FullDiT: Multi-Task Video Generative Foundation Model with Full Attention (2503.19907v1)

Published 25 Mar 2025 in cs.CV

Abstract: Current video generative foundation models primarily focus on text-to-video tasks, providing limited control for fine-grained video content creation. Although adapter-based approaches (e.g., ControlNet) enable additional controls with minimal fine-tuning, they encounter challenges when integrating multiple conditions, including: branch conflicts between independently trained adapters, parameter redundancy leading to increased computational cost, and suboptimal performance compared to full fine-tuning. To address these challenges, we introduce FullDiT, a unified foundation model for video generation that seamlessly integrates multiple conditions via unified full-attention mechanisms. By fusing multi-task conditions into a unified sequence representation and leveraging the long-context learning ability of full self-attention to capture condition dynamics, FullDiT reduces parameter overhead, avoids conditions conflict, and shows scalability and emergent ability. We further introduce FullBench for multi-task video generation evaluation. Experiments demonstrate that FullDiT achieves state-of-the-art results, highlighting the efficacy of full-attention in complex multi-task video generation.

Summary

Multi-Task Video Generative Foundation Model with Full Attention: FullDiT

The paper introduces FullDiT, a novel approach to video generation that directly addresses the limitations of existing video generative foundation models focused primarily on text-to-video tasks. Typical models like ControlNet and T2I-Adapter have struggled with incorporating multiple conditions due to conflicts between independently trained adapters, increased computational costs from redundant parameters, and underperformance compared to full fine-tuning.
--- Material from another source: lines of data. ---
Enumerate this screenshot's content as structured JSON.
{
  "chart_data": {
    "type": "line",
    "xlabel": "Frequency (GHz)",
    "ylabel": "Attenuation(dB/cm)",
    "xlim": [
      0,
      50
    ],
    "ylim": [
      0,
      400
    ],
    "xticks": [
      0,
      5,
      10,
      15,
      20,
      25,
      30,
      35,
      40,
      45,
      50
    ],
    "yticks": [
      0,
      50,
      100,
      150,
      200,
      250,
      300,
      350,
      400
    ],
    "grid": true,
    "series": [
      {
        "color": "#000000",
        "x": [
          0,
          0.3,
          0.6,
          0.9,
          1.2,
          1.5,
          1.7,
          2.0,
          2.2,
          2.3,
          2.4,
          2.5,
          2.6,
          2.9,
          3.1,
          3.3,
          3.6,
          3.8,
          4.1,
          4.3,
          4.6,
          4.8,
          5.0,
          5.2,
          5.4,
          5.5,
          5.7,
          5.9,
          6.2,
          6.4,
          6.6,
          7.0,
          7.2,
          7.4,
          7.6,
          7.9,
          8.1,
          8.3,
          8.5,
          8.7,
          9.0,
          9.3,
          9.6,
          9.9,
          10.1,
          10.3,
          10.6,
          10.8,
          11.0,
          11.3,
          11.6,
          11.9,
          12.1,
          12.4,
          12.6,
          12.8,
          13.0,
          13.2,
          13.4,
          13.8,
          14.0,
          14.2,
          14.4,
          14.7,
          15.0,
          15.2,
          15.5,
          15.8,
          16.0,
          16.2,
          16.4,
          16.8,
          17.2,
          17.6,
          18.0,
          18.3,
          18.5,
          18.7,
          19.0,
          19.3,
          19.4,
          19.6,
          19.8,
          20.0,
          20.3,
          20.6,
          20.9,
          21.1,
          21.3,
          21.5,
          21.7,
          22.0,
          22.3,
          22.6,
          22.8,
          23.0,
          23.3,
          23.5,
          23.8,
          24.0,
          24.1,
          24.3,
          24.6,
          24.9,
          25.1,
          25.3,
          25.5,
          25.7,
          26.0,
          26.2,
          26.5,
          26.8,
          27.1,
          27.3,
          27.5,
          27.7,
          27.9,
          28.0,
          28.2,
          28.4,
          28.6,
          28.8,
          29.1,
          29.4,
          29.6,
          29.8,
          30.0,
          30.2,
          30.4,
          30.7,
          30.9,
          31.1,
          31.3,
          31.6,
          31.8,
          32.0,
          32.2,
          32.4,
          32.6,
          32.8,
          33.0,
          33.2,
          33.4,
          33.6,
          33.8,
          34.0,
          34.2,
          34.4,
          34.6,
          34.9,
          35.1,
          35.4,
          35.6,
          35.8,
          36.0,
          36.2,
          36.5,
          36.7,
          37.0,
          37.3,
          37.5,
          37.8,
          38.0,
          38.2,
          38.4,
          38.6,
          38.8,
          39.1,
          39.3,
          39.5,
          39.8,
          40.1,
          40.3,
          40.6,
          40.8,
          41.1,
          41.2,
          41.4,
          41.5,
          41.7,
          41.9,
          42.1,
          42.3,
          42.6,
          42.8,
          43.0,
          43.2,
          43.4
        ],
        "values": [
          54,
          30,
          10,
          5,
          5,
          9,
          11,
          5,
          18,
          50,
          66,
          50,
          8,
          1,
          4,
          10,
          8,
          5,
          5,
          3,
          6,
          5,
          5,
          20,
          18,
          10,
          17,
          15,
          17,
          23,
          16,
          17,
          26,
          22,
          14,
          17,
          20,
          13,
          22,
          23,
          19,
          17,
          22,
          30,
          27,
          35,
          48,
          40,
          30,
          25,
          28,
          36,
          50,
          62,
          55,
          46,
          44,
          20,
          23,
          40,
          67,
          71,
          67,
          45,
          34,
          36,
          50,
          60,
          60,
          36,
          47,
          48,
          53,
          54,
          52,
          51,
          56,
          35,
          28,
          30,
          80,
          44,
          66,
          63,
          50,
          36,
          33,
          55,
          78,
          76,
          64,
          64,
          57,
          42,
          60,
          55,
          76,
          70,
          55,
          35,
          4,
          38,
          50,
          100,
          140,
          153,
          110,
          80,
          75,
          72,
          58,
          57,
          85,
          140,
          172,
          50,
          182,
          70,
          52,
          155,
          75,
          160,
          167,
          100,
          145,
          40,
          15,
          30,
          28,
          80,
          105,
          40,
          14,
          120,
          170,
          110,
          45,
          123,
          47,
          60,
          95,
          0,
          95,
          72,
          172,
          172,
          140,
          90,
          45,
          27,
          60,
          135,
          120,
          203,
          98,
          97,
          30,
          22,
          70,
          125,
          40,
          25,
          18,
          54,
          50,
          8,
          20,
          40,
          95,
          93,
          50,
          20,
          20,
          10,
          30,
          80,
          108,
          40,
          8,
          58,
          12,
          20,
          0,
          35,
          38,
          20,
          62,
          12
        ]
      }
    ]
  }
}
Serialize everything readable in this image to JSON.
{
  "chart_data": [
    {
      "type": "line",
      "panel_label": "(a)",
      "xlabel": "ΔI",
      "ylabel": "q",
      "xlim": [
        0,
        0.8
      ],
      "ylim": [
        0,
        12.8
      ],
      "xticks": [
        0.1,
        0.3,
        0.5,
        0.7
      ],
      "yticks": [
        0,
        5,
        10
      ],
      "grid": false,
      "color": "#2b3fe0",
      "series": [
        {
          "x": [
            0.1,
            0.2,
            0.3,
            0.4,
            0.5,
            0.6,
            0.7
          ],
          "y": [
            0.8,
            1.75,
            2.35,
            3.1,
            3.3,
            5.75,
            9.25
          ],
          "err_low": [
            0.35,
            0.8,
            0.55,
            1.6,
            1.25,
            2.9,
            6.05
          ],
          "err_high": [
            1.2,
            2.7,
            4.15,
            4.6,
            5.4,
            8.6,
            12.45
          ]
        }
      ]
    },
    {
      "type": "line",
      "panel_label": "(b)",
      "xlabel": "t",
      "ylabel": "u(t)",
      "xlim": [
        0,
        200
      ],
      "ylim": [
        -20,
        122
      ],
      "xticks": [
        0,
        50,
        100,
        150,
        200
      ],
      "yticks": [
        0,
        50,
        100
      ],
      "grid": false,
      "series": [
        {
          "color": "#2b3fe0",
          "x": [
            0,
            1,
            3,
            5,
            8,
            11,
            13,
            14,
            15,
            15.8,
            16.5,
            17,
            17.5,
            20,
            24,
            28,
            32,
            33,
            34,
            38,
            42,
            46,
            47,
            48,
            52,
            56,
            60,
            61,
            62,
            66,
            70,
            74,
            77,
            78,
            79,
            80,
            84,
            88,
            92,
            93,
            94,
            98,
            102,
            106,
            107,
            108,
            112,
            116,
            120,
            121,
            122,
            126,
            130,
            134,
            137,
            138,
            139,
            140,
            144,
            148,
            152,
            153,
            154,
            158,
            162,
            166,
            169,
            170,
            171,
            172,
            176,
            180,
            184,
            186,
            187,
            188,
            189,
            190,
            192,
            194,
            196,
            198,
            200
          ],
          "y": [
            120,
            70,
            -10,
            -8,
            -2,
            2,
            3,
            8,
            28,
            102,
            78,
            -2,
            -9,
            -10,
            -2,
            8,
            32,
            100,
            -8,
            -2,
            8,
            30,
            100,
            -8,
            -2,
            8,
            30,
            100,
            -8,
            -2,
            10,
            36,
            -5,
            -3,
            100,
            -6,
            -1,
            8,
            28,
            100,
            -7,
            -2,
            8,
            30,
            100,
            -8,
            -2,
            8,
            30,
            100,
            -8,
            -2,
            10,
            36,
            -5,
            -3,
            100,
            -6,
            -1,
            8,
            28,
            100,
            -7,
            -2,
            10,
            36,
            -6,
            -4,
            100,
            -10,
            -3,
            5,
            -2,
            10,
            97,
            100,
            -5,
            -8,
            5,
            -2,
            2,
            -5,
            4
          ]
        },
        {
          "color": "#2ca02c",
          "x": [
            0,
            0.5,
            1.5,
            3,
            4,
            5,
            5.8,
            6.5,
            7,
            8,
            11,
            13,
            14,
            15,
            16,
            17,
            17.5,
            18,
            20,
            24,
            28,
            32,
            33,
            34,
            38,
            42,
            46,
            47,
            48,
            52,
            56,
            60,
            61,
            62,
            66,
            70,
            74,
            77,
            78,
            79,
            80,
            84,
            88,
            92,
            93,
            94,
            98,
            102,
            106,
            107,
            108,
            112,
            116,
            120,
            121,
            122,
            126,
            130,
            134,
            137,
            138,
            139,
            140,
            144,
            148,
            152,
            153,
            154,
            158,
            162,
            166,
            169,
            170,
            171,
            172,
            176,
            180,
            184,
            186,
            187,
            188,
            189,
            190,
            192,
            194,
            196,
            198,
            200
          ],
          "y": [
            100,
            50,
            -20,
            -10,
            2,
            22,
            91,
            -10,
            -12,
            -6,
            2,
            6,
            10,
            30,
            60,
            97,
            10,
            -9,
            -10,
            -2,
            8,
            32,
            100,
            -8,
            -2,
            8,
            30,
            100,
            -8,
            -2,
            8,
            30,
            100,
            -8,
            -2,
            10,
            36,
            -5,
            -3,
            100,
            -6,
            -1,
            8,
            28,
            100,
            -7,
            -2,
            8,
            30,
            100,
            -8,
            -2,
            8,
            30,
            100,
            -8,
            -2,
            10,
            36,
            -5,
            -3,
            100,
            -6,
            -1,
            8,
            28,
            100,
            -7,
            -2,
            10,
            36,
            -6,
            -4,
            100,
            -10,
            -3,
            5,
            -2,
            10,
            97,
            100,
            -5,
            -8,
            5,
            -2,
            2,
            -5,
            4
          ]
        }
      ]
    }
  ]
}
FullDiT seeks to overcome these challenges through a unified architecture that leverages full self-attention mechanisms to effectively manage and integrate multi-task conditions, providing scalability and unlocking emergent capabilities.

The core innovation of FullDiT lies in its unified attention framework. By considering conditions as components of a single coherent sequential representation, FullDiT achieves robust cross-modal representation learning. This effectively models complex temporal and spatial correlations, resolving the conflicts characteristic of adapter-based methods and reducing unnecessary parameters by avoiding separate adapters. Therefore, FullDiT can perform end-to-end training efficiently while maintaining high-quality video generation capabilities across diverse tasks.

FullDiT encompasses flexible task incorporation, allowing various input combinations and supporting modalities beyond text, such as camera trajectories, character identities, and depth formats. This adaptability is crucial for applications in creative industries, where multifaceted control is paramount. FullDiT's architecture is designed to accommodate additional modalities seamlessly, expanding its applicability without major modifications.

Key numerical results demonstrate FullDiT's superiority in managing multiple video generation tasks simultaneously. In empirical evaluations against standard benchmarks, FullDiT consistently achieved state-of-the-art results across visual quality, condition fidelity, and task flexibility metrics. The introduction of FullBench, a comprehensive evaluation suite, further highlights FullDiT's proficiency in multi-condition settings, offering the first dedicated benchmark for such complex assessments.

On the theoretical side, FullDiT's unified approach paves the way for future exploration into more integrated and adaptable generative models. Its architecture is an indication of the potential direction for video generation frameworks, which may continue to evolve toward handling multimodal conditions with greater efficiency and effectiveness. Practically, FullDiT's capacity to incorporate multiple simultaneous inputs with minimal overhead suggests probable advances in fields requiring precise video manipulation, ranging from automated filmmaking to interactive digital content creation.

The implications of this research are manifold. FullDiT highlights the potential for adapting multi-task learning principles to generative models, representing a shift from siloed adapter designs to unified frameworks that accommodate wide-ranging inputs. As further integrations of different modalities and conditions into generative models become feasible, FullDiT exemplifies the potential for AI-driven applications to become more robust, versatile, and aligned with complex real-world demands.

In summary, FullDiT presents a formidable case paper in overcoming traditional video generation limitations, leveraging full attention to comprehensively manage diverse input conditions. Its contribution is both practical, in providing a scalable solution for creative industries, and theoretical, suggesting new directions for research into unified generative architectures that balance computational efficiency with impressive output quality.